In terms of the respective rating agencies, Standard and Poor’s’ is of great concern as South Africa’s foreign currency debt rating is only one notch above ‘junk status’, while it is two notches above ‘junk status’ for both Fitch and Moody’s.

What does a downgrade imply for South Africa and its citizens?

The bottom line is that if South Africa were to be downgraded to ‘junk status’ in terms of its foreign currency debt, then it will cost South Africa more to borrow money in global markets. Currently, South Africa has a budget deficit, implying that the government spends more than it earns, whereby the deficit is funded via loans from large international bodies through issuances of South African government bonds.

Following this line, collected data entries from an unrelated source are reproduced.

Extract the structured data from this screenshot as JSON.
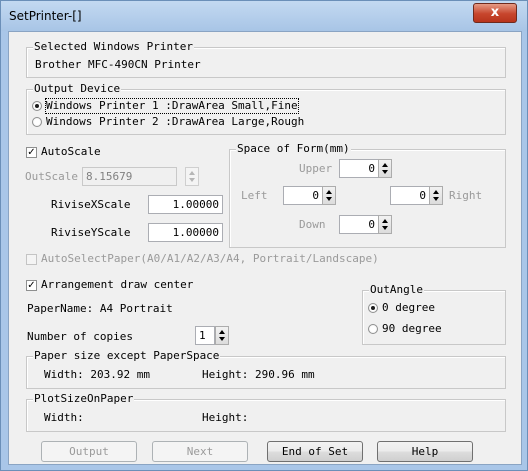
{
  "window": {
    "title": "SetPrinter-[]",
    "close_label": "x"
  },
  "selected_printer": {
    "legend": "Selected Windows Printer",
    "name": "Brother MFC-490CN Printer"
  },
  "output_device": {
    "legend": "Output Device",
    "option1": "Windows Printer 1 :DrawArea Small,Fine",
    "option2": "Windows Printer 2 :DrawArea Large,Rough",
    "selected": 1
  },
  "autoscale": {
    "label": "AutoScale",
    "checked": true,
    "outscale_label": "OutScale",
    "outscale_value": "8.15679",
    "rivisex_label": "RiviseXScale",
    "rivisex_value": "1.00000",
    "rivisey_label": "RiviseYScale",
    "rivisey_value": "1.00000"
  },
  "space_of_form": {
    "legend": "Space of Form(mm)",
    "upper_label": "Upper",
    "upper_value": "0",
    "left_label": "Left",
    "left_value": "0",
    "right_label": "Right",
    "right_value": "0",
    "down_label": "Down",
    "down_value": "0"
  },
  "auto_select_paper": {
    "label": "AutoSelectPaper(A0/A1/A2/A3/A4, Portrait/Landscape)",
    "checked": false
  },
  "arrangement": {
    "label": "Arrangement draw center",
    "checked": true
  },
  "paper_name": "PaperName: A4 Portrait",
  "copies": {
    "label": "Number of copies",
    "value": "1"
  },
  "out_angle": {
    "legend": "OutAngle",
    "option1": "0 degree",
    "option2": "90 degree",
    "selected": 1
  },
  "paper_size": {
    "legend": "Paper size except PaperSpace",
    "width": "Width: 203.92 mm",
    "height": "Height: 290.96 mm"
  },
  "plot_size": {
    "legend": "PlotSizeOnPaper",
    "width": "Width:",
    "height": "Height:"
  },
  "buttons": {
    "output": "Output",
    "next": "Next",
    "end_of_set": "End of Set",
    "help": "Help"
  }
}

Furthermore, South African consumers are highly indebted and continue to finance their lifestyles through debt and the cost of servicing this debt will become more expensive.

Generally, as seen in past sovereign downgrades, the direct impact is usually felt in the bond and fixed income market through rising interest rates. A secondary shock will generally be felt in the sovereign’s currency, as it weakens against other major currencies. This could also have a negative impact on the equity market as investors deem the sovereign’s assets to be more risky.

Is a downgrade likely?

Yes, a downgrade is likely across both the local currency and foreign currency debt rating, however in the case of Standard and Poor’s, it will only be our foreign currency debt rating that will be considered as sub-investment grade. For Moody’s if a downgrade were to take place, then South Africa’s local currency and foreign currency debt rating will be one notch above ‘junk status’, while if a downgrade were to take place for Fitch our local currency debt rating will be two notches above ‘junk status’ and our foreign currency debt rating will be one notch above ‘junk status’.

Moreover, it is important to note that institutions that offer credit in a specific country cannot have a higher sovereign credit rating than the sovereign itself, implying that banks and corporates will be downgraded along with its respective sovereign. For a country like South Africa, what matters is our local currency debt credit rating as the bulk of our debt is domestically issued (i.e. ZAR).

Is this the end of the road for South Africa?

No, South Africa’s government bonds have already priced in most of the bad news associated with a downgrade. However, it is difficult to say what impact a knee-jerk reaction by investors will have on the bond and fixed income markets. Lower bond yields internationally imply that South African bonds will still remain attractive for investors on a relative basis.

We will only be at the ‘end of the road’ if South Africa’s local currency debt ratings were to become sub-investment grade (i.e. ‘junk status’) and then only will our bonds be in jeopardy in terms of inclusion in the respective global bond indices.